The architectural decisions appear sound from an LLMOps perspective. Using RAG with few-shot classification rather than fine-tuning is a pragmatic choice that reduces operational complexity while enabling per-customer customization through their own data. The serverless approach through Amazon Bedrock eliminates infrastructure management overhead, which is valuable for a SaaS company focused on accounting rather than ML infrastructure.

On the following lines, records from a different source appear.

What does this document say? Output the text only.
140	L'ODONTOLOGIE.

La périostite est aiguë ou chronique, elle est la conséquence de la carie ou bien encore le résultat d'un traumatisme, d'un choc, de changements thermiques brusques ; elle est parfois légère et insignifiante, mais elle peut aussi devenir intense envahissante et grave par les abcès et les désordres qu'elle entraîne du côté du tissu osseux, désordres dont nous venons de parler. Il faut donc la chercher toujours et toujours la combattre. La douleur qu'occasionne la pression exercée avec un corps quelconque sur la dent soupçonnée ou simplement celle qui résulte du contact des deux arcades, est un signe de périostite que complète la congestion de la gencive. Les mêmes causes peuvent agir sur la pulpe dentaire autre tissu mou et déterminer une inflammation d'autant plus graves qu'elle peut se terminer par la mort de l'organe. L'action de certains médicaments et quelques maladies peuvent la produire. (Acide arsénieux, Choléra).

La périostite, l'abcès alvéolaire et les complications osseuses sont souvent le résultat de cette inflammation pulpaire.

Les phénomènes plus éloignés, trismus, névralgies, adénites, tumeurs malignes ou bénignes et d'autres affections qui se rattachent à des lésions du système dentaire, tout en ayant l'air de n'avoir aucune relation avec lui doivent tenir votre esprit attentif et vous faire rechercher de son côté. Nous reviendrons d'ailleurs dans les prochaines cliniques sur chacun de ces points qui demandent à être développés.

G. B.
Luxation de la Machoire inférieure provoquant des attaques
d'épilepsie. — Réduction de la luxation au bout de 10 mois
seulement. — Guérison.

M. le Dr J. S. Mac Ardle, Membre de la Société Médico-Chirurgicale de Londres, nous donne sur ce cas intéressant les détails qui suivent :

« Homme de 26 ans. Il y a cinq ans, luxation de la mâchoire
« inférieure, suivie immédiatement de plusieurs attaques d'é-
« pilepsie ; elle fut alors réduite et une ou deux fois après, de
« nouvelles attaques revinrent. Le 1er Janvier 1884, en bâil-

The multi-step orchestration through Amazon Bedrock Agents addresses a real challenge in production LLM systems—coordinating complex workflows that require multiple LLM calls and integrations with external systems. The emphasis on secure code execution environments and proper guardrails demonstrates awareness of production safety requirements.
However, the case study lacks detail on several LLMOps concerns: monitoring and observability strategies, cost management at scale, latency characteristics, fallback mechanisms for model failures, testing and evaluation methodologies, and how they handle model version updates or potential model behavior changes over time. These would be valuable additions for a complete picture of their production LLM operations.